A wave of distress has hit the shelter S2 Capital built to protect its properties from high interest rates. 

Over $250 million in CMBS loans tied to three S2-owned properties was transferred to special servicing, Morningstar Credit reported. Each property failed to maintain net cashflow at the level for which the loans were underwritten. 

As rising interest rates toppled Scott Everett’s syndicator peers, his Dallas-based firm found a creative way to wait out the rate hikes and rolled its multifamily portfolio into a real estate investment trust. It’s been two years since the creation of the REIT and rates are still stubbornly high.  

The underperforming CMBS debt includes the $92.2 million loan tied to The Kace, a 720-unit complex at 2301 Avenue H East in the Dallas suburb of Grand Prairie; the $84 million loan tied to The Weston Medical Center Apartments, a 793-unit property at 7510 Brompton Road in Houston; and The Jerome, a 408-unit complex at 6451 West Bell Road in Glendale, Arizona. 

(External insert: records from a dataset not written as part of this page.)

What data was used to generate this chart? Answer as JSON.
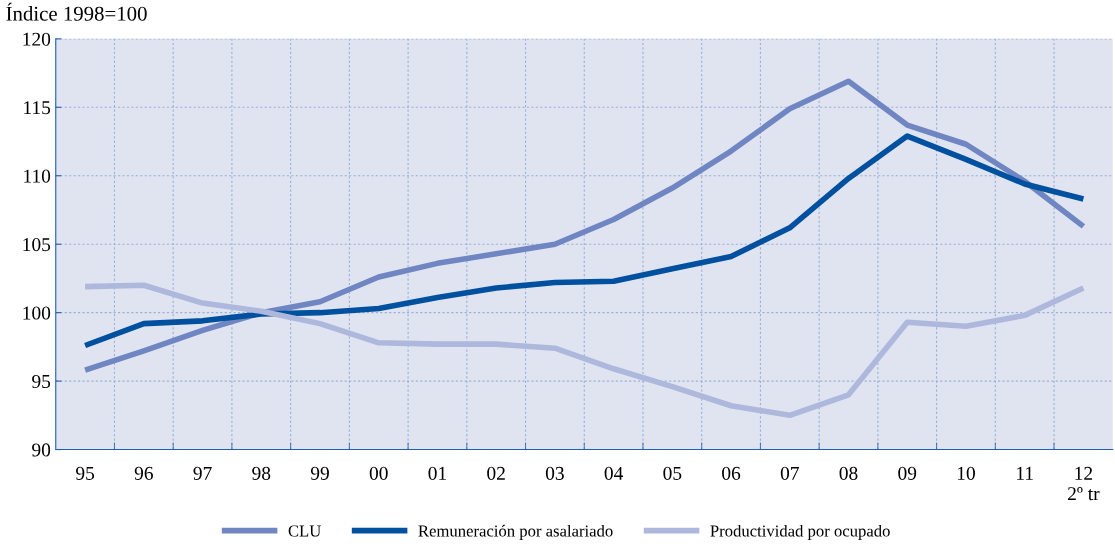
{
  "chart_data": {
    "type": "line",
    "ylabel": "Índice 1998=100",
    "categories": [
      "95",
      "96",
      "97",
      "98",
      "99",
      "00",
      "01",
      "02",
      "03",
      "04",
      "05",
      "06",
      "07",
      "08",
      "09",
      "10",
      "11",
      "12\n2º tr"
    ],
    "series": [
      {
        "name": "CLU",
        "color": "#6f86c2",
        "values": [
          95.8,
          97.2,
          98.7,
          100.0,
          100.8,
          102.6,
          103.6,
          104.3,
          105.0,
          106.8,
          109.1,
          111.8,
          114.9,
          116.9,
          113.7,
          112.3,
          109.6,
          106.3
        ]
      },
      {
        "name": "Remuneración por asalariado",
        "color": "#0050a0",
        "values": [
          97.6,
          99.2,
          99.4,
          99.9,
          100.0,
          100.3,
          101.1,
          101.8,
          102.2,
          102.3,
          103.2,
          104.1,
          106.2,
          109.8,
          112.9,
          111.2,
          109.4,
          108.3
        ]
      },
      {
        "name": "Productividad por ocupado",
        "color": "#adb8dc",
        "values": [
          101.9,
          102.0,
          100.7,
          100.1,
          99.2,
          97.8,
          97.7,
          97.7,
          97.4,
          95.9,
          94.6,
          93.2,
          92.5,
          94.0,
          99.3,
          99.0,
          99.8,
          101.8
        ]
      }
    ],
    "ylim": [
      90,
      120
    ],
    "yticks": [
      90,
      95,
      100,
      105,
      110,
      115,
      120
    ],
    "grid": true,
    "legend": "bottom",
    "marker": "none",
    "line_style": "solid"
  }
}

It’s been a rocky stretch for the Dallas-based multifamily firm, which was also hit with a $78 million foreclosure this month for The Republic Apartments in Garland. Everett told The Real Deal in an email that the property is under contract to sell in the next 30 days.

The distress comes a few months after S2 issued a capital call, asking for $70 million in preferred equity. Without the funds, the firm said it would have to sell off properties. 

S2 ended up raising $30 million, which will provide a “short runway to complete an orderly wind down of the REIT,” according to Trinity Investors, the feeder fund that helped launch the REIT. Trinity isn’t expecting to get anything out of the trust, and warned: “equity investors should expect a full loss of capital.” 

The REIT owns over 9,000 units in North Texas, Houston and Phoenix.